Should I move?
I know that it's a bit early to be planning, but I'm big on planning. I want to move to a big city and go to a great university (I plan to pursue a Political Science degree) but I'm also terrified because I've always lived in a small town in Michigan with the same friends and my parents. I've never left or been exposed to anything else. My best friends are my life and my rocks; I don't know how I could possibly leave them. I have considered moving with them, but both of my best friends have disabilities that prevent them from being able to get jobs right now, which means that they more than likely won't be able to save money. And since neither of them want to move across the country except for me, it's unfair to ask them to. I really want this opportunity but I feel like it's selfish to take it.
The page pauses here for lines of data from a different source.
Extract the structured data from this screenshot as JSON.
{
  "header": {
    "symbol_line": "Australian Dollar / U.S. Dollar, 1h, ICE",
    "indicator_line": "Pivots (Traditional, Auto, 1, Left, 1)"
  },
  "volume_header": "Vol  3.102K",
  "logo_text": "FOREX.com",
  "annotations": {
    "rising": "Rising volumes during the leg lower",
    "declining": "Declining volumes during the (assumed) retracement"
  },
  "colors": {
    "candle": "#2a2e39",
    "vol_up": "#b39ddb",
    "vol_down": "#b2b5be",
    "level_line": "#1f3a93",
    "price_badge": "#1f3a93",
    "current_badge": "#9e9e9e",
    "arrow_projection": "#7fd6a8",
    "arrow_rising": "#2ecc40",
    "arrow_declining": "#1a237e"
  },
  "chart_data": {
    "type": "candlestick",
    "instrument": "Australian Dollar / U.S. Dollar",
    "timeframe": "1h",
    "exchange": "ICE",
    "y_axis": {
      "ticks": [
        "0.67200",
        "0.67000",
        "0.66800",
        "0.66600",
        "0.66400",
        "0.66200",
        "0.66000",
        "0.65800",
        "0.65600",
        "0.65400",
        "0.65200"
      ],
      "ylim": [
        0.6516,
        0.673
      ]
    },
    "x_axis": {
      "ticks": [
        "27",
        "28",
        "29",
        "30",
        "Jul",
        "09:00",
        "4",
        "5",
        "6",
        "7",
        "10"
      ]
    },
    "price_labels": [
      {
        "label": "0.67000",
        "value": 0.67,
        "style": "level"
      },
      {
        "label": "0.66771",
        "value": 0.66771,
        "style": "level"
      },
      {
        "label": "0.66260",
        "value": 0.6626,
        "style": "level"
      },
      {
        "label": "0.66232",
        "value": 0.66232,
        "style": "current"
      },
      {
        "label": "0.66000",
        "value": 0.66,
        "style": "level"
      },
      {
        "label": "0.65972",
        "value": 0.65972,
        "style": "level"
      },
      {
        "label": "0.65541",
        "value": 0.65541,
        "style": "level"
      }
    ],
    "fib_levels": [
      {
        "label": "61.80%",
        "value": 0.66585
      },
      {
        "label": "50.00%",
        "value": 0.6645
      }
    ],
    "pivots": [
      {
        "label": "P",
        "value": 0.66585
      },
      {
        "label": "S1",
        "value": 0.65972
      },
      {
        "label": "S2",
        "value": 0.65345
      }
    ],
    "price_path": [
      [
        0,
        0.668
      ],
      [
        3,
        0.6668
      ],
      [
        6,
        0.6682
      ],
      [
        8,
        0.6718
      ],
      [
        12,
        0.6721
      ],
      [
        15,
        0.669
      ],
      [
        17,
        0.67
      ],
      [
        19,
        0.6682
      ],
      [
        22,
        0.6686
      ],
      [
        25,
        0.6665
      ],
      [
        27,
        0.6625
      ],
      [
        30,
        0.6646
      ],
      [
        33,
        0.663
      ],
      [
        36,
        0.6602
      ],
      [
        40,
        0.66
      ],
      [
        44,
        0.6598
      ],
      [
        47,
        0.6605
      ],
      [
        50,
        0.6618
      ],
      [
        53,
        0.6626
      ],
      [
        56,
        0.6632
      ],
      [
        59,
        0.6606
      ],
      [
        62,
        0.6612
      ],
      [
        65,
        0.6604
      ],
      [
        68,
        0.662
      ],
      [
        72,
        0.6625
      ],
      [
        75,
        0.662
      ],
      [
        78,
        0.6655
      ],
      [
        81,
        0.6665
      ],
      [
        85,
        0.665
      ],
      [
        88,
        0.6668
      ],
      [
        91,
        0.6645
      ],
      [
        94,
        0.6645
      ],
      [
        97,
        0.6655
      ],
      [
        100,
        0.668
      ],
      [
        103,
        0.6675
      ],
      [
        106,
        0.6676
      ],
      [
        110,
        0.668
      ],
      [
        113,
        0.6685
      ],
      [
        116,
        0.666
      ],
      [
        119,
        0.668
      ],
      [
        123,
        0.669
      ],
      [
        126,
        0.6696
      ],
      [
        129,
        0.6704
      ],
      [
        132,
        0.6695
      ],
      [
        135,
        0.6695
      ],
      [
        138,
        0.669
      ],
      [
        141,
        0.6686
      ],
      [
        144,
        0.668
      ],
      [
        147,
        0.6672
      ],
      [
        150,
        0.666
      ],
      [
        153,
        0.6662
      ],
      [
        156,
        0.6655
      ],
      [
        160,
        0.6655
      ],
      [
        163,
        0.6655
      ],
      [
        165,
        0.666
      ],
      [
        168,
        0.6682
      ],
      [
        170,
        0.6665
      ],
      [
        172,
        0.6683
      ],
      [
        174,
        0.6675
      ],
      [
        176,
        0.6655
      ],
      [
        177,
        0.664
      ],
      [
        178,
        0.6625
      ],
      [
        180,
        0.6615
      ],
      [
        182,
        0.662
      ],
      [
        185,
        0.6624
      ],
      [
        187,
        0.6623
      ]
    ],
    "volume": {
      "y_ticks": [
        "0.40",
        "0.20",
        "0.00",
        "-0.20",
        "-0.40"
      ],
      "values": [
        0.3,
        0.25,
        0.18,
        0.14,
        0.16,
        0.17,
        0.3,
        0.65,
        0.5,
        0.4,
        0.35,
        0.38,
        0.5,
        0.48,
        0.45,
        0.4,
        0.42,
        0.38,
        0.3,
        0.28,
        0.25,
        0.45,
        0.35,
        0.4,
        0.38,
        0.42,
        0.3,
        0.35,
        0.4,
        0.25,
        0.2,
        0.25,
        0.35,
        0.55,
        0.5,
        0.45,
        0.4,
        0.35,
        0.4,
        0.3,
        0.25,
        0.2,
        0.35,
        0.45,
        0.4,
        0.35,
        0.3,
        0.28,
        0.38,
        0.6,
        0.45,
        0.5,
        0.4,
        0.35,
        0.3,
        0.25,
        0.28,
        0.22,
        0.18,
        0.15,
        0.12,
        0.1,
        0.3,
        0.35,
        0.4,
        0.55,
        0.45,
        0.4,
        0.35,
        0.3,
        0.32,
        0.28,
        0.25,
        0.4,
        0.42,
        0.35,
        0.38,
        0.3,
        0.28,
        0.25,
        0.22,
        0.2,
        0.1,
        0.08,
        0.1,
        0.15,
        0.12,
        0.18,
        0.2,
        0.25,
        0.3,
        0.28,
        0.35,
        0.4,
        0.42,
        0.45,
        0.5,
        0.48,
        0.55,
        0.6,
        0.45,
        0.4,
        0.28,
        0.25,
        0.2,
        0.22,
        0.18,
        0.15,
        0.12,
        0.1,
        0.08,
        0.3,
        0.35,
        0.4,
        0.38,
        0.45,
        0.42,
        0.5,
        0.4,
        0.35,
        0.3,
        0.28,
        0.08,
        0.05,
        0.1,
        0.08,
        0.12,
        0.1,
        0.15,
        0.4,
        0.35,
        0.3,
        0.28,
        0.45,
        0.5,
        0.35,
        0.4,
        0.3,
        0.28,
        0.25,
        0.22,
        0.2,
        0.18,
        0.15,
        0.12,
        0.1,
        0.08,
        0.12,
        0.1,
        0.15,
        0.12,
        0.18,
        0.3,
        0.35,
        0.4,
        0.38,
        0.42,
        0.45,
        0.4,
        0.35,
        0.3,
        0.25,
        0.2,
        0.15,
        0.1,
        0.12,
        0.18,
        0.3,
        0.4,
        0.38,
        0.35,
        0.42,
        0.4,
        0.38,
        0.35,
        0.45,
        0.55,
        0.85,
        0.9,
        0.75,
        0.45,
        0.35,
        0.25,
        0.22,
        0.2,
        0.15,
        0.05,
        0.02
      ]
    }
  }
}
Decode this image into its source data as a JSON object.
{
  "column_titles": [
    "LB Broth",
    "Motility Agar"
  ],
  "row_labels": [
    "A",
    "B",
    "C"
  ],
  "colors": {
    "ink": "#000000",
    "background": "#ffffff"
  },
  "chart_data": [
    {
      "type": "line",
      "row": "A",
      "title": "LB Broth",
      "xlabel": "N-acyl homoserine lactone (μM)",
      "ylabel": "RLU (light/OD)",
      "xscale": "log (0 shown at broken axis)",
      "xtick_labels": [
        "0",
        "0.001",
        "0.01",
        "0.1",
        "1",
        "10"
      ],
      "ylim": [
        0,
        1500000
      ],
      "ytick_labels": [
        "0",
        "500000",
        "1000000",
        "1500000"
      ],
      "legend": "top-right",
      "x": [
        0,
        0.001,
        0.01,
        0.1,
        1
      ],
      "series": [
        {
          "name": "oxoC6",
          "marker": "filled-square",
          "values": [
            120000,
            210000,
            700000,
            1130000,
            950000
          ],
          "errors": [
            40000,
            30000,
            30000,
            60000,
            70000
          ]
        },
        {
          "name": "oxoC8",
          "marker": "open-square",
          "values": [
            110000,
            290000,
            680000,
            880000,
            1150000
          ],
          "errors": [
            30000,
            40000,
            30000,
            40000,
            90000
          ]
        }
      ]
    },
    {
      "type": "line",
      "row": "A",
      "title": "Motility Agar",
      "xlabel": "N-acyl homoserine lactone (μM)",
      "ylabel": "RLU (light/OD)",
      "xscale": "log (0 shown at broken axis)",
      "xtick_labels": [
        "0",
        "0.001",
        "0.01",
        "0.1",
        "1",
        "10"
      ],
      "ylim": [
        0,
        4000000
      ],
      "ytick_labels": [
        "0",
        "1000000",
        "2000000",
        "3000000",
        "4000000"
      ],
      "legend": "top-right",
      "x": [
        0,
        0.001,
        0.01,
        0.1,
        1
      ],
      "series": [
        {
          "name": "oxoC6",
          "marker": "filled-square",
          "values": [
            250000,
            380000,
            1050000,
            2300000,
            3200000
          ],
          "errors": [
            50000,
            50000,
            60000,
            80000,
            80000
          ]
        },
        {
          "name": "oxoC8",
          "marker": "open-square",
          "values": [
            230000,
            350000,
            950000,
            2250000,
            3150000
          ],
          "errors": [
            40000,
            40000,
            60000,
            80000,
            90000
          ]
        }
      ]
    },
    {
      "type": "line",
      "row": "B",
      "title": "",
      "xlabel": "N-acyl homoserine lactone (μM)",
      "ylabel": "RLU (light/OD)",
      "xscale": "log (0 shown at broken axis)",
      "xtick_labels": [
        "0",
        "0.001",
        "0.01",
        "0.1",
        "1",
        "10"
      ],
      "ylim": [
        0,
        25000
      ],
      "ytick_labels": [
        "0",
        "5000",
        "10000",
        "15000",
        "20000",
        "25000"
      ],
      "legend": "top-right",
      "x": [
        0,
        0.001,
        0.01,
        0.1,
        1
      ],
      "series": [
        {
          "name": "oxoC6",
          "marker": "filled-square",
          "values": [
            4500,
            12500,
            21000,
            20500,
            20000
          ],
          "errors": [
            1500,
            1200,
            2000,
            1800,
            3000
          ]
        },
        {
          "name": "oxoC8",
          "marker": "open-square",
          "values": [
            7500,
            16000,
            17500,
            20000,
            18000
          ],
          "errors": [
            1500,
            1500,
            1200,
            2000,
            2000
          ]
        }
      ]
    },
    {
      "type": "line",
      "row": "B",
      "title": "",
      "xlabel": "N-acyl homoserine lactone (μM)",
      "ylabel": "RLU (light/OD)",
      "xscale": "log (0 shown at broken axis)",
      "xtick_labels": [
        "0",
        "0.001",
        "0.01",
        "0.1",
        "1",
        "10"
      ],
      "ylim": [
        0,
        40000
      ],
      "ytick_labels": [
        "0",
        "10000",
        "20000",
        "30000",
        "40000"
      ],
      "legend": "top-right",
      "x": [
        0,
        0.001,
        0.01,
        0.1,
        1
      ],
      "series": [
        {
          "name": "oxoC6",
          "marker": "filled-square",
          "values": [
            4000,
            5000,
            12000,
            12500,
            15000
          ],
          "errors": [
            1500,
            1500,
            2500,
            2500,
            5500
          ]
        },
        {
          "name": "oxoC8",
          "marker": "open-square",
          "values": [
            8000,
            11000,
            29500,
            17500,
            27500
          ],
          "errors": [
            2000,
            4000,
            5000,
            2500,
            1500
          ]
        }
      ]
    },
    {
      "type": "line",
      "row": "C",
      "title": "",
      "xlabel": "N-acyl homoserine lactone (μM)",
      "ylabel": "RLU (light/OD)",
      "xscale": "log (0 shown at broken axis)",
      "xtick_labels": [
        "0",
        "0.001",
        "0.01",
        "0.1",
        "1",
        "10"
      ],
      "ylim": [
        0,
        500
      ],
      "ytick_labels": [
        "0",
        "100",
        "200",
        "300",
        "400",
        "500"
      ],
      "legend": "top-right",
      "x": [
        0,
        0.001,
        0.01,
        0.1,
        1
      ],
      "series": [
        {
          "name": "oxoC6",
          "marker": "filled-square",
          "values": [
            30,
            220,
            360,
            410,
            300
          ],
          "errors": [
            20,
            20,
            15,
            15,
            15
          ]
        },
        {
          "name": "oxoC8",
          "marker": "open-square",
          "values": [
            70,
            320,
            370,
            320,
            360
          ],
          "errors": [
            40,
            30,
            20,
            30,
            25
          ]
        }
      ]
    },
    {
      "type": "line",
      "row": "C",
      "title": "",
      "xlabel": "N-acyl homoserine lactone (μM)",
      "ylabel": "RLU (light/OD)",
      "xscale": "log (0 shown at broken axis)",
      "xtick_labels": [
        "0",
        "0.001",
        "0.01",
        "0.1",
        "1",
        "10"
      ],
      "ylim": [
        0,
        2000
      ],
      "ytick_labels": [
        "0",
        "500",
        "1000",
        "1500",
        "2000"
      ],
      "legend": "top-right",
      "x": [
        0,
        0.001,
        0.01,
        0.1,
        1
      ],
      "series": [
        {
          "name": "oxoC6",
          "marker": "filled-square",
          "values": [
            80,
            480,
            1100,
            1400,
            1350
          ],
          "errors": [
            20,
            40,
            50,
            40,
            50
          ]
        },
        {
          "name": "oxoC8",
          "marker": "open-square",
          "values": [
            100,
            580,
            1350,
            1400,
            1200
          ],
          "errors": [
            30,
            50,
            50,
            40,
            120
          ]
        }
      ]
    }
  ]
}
My dad is a recovering alcoholic and me and him have just recently repaired our relationship. He's spent this last year being sick and in and out of he hospital, and the idea that I might not be there with him in the event that that happens again terrifies me because I love him too much not to be here if something happens. I know that he wants the best for me and wouldn't ask me to stay, but I know that he'd want me to. He loves me too much for me to leave him and I know that it would break his heart. I also know that every bird has to leave the nest eventually, and I'm more than prepared to do that. I've spent the last year buying stuff for my future apartment so that I'm prepared. I'm a smart girl. I've landed two internships in politics and have been offered more if I stay in-state for college. Should I walk away from those opportunities for some potential better ones? Am I being selfish? Am I overthinking this? Have you ever moved like this? What happened/what was it like? Pros and cons?
Any and all responses are appreciated. Thank you!